Nello Lewis | April 9, 2009 | Public Affairs

Blanket of secrecy shrouds CSME

A shroud of secrecy has engulfed the Caribbean Single Market and Economy (CSME).

It is impossible to find out how the arrangement is working: how many people have applied for and received jobs in the various Caribbean countries, the snags and in the process and whether some governments are not cooperating.


There is evidence to suggest that the Trinidad and Tobago Government and maybe even other Caribbean Governments are deliberately making it difficult to get information on the integration process.

Over the last month, efforts by Tntinsider to get information on the level of migration under the provisions of the Caribbean Single Market and Economy (CSME) have yielded nothing.

At the Ministry of Foreign Affairs’ stately offices at Knowsley Castle, Port-of-Spain, staff could answer no questions on the CSME. The telephone number for a so-called “CSME Unit” listed in the local telephone directory’s “blue pages” was not in service. Inquiries at the ministry’s office led to instructions to “write to the Ministry’s Director of Caricom and Caribbean Affairs” for any information on the CSME. Attempts to reach the individual holding this position through the ministry’s regular telephone lines were also futile.

The internet also offered little or no up-to-date information in Caricom on the CSME. The Caricom Secretariat website needs to be updated more regularly, and the webmasters at the Secretariat’s Georgetown, Guyana, offices could consider expanding the site by going deeper into the minds of the region’s people and sharing information on how ordinary men, women, and children all over the Caribbean feel about the process of integration.

Professionals such as doctors, engineers, teachers, journalists and the like are guaranteed freedom of movement and, according to the CSME protocol must apply to a Caribbean country to be granted permission to work and live there without a work permit.

It is understood that in the first six months of 2006, this country granted over 700 such approvals but no other information has been forthcoming.

Despite the dearth of information on the progress of the CSME, casual observation would reveal that the process is well under way: Accents from almost every Caribbean territory could be heard among the chatter in Port-of-Spain’s downtown streets.

Guyanese traders, a feature of life in downtown Port of Spain for more than a decade, are now entering the realm of store proprietors, as many have worked and saved enough to rent shop space and set up well stocked clothing and variety stores.

Caricom citizens from other territories are now joining their fellow Caricom traders from Guyana.
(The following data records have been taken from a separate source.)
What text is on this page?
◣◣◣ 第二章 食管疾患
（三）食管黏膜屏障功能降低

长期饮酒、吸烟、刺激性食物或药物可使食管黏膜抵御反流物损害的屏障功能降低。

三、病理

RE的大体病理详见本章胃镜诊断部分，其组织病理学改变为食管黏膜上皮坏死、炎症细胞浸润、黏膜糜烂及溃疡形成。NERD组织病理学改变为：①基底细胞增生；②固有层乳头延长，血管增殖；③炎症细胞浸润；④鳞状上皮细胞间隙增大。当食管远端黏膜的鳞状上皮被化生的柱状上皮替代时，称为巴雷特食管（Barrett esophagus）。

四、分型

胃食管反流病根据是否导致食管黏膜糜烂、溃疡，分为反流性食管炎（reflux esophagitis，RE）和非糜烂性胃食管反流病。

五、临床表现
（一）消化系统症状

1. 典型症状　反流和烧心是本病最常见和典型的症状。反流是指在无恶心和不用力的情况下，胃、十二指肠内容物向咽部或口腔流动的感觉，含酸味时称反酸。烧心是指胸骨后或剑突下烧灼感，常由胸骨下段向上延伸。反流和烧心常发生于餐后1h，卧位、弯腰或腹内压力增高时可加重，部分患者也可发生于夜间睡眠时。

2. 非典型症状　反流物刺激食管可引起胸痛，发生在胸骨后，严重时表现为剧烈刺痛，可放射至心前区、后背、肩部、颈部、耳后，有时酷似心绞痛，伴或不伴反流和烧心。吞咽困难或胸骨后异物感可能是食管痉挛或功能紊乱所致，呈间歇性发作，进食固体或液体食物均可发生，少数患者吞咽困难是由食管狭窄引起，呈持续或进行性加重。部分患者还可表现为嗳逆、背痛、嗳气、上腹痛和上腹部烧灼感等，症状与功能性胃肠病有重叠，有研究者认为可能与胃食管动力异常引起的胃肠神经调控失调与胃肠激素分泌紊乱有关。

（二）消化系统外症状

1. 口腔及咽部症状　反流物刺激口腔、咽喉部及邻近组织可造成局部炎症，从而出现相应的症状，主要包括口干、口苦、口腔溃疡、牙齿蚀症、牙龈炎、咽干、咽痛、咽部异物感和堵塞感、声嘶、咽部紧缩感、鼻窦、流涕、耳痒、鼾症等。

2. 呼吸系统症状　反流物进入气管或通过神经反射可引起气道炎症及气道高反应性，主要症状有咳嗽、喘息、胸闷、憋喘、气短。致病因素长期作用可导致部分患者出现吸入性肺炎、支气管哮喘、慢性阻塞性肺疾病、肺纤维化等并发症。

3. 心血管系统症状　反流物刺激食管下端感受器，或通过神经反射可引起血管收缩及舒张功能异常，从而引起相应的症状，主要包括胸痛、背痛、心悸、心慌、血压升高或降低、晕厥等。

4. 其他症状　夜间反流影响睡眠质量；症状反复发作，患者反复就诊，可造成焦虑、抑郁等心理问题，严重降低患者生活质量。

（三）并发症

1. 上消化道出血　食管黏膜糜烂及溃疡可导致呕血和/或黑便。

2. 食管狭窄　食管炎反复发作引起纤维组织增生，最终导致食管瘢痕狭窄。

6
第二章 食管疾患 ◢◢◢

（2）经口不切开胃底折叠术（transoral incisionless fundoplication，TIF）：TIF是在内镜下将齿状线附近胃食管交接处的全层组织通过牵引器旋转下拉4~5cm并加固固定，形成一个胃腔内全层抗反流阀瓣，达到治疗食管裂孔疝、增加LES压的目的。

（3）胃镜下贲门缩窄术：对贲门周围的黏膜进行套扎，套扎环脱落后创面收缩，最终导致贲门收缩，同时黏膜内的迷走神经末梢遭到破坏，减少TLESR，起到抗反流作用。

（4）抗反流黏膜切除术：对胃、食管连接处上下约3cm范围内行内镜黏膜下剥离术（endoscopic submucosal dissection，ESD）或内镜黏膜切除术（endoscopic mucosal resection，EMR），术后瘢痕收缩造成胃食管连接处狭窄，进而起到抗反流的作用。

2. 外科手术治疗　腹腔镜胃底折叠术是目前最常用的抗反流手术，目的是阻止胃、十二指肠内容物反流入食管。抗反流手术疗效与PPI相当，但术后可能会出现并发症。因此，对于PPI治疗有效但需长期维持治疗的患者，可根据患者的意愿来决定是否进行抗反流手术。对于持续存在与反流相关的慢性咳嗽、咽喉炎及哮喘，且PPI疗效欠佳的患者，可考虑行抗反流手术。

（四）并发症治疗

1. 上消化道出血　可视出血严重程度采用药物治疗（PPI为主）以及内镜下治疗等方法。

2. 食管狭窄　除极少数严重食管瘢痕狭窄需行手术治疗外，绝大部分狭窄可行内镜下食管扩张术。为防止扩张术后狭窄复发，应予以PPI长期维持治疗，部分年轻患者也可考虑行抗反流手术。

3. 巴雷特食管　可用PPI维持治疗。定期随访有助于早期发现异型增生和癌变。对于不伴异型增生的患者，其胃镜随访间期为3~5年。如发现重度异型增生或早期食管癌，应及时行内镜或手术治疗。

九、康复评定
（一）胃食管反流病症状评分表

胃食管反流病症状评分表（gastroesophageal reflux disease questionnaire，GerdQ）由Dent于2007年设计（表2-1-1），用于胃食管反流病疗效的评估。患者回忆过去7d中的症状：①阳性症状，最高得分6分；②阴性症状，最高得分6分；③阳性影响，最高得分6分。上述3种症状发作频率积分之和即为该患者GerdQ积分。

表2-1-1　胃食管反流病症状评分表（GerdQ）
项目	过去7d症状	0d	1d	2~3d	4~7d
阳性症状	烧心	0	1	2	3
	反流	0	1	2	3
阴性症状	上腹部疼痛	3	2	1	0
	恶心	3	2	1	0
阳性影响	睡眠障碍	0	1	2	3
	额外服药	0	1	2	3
One POS shopper estimated that as many as 60 percent of all non-food vendors in Port of Spain are either Caricom migrants or immigrants from Africa.

As for labour, one of the first steps in the establishment of the CSME was the removal of restrictions for certain classes of skilled workers, which after more than 30 years of backsliding on integration, was finally agreed to by Caribbean governments in 2004.

The CSME came into being in the more developed territories – Trinidad and Tobago, Barbados, Guyana and Jamaica in January 2006 – and in the less developed territories one year later.

Since then, there has been a slow but steady stream of migrants moving between the islands in search of better opportunities than those available in their home states.

Needless to say, there has always been such movement between the islands: Unskilled migrants seeking better wages and quality education for their children, university graduates taking up high paying but hard-to-fill positions, tradesmen and construction workers migrating to wherever there is a construction boom, and vendors from the smaller islands seeking to sell their produce in the cities of the larger islands.

This tradition of migration within the islands has been taking place even before the arrival of Cristopher Columbus: Caribs and other tribes moved freely from island to island as they searched for better lands and raided each other’s settlements. In those days, there were no prime ministers or immigration authorities to slap visa restrictions on migrants.

History has proven that no regime could put a stop to these migrations, not the colonial administrations, not the independent governments of today, and not even the totalitarian regime of Cuba, where boatloads of Cubans still risk their lives to get to nearby Florida in search of a better life.

The Caribbean’s people have always been miles ahead of its governments in almost every aspect of Caribbean life.

However, some issues are simply too important for large blocks of the population to be left out of the loop. The time may be right for Caribbean people to start demanding more information and action on integration from their leaders.